The scripture for today considers self-promotion in the same vein as pridefulness. It gives this wisdom to the person who loves God: “Let another praise you, and not your own mouth; a stranger, and not your own lips. (Proverbs 27:2). This verse is the Bible’s way of saying that the types of self-promotion designed for self-praise is not holy. If another praises your work or value or beauty or faith, that is wonderful if accepted with humility. Self-promotion is often just a prideful endeavor that leads to alienation from God if it is used for selfish purposes.
What would the world be like if businesses were honest about the worth and value of their products? How might the dating scene be helped if people told the truth about who they are and how they look? How much better would our world be if people spoke the truth in love, rather than hiding behind photoshopped photos, keyboard likes, and self-aggrandizement?
In the 1970’s, Karen Carpenter was known all over the world for her beautiful voice and amazing songs. She had many adoring fans and positive reviews.
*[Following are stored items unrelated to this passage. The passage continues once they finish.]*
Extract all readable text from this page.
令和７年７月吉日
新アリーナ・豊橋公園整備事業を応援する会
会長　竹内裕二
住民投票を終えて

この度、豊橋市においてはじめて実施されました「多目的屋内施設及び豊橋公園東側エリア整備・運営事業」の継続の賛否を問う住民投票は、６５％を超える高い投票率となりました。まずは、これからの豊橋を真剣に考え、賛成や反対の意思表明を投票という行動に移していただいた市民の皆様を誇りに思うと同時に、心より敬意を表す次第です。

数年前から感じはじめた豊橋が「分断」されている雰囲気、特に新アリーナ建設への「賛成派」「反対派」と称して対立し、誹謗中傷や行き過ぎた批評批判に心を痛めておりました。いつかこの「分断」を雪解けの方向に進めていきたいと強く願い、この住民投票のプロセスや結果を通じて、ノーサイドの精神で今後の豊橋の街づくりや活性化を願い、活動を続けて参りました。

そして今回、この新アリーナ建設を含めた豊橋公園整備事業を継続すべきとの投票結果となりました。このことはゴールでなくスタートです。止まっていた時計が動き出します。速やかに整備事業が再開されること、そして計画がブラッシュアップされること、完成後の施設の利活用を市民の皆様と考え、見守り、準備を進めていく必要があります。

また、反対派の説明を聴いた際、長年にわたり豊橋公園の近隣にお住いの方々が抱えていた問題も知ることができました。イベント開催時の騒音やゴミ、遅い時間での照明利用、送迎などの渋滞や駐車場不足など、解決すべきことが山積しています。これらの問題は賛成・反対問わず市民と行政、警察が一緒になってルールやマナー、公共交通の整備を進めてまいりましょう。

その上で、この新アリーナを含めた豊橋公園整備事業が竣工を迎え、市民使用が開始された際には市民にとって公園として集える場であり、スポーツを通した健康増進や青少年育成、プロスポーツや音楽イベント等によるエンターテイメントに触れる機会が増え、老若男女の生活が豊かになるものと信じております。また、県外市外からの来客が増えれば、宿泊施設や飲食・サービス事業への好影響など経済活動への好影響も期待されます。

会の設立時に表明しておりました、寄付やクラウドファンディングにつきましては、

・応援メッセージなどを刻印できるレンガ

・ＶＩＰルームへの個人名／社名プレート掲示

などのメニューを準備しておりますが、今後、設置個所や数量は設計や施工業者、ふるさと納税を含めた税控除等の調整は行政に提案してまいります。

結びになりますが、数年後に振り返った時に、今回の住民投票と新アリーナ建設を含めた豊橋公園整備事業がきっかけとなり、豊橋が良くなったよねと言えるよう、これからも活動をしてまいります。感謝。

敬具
At one interview by a reporter, Karen Carpenter was asked about her weight. She responded how she didn’t like how she looked in pictures in magazines. A close friend of Karen’s thought she looked chubby in some of the pictures. A couple of others close to Karen agreed. These comments pushed Karen Carpenter over the edge. She began to secretly throw up after eating to lose weight. Even when she weighed only 115 lbs., she saw herself as grossly overweight. Soon, she would not allow even one ounce of fat to remain on her body. She slipped into a disease caused Anorexia Nervosa. This made her malnourished, which destroyed her health. She died in 1983 at only 32 years old, weighing less than 80 lbs. And, she still considered herself fat.
Self-promotion can lead to so many negative self-images, it is a surprise that most people don’t become sick like Karen Carpenter. When self-promotion is even successful, it can lead to much suffering in the public eye or the self-delusion of one’s worth. It lies to the world and to the person. It redefines reality and success in damaging ways. It downplays the need for God while inflating human opinion.
Be careful of all forms of pride and arrogance and self-promotion. They are deadly to the spiritual life. They destroy relationships, even a healthy relationship with God.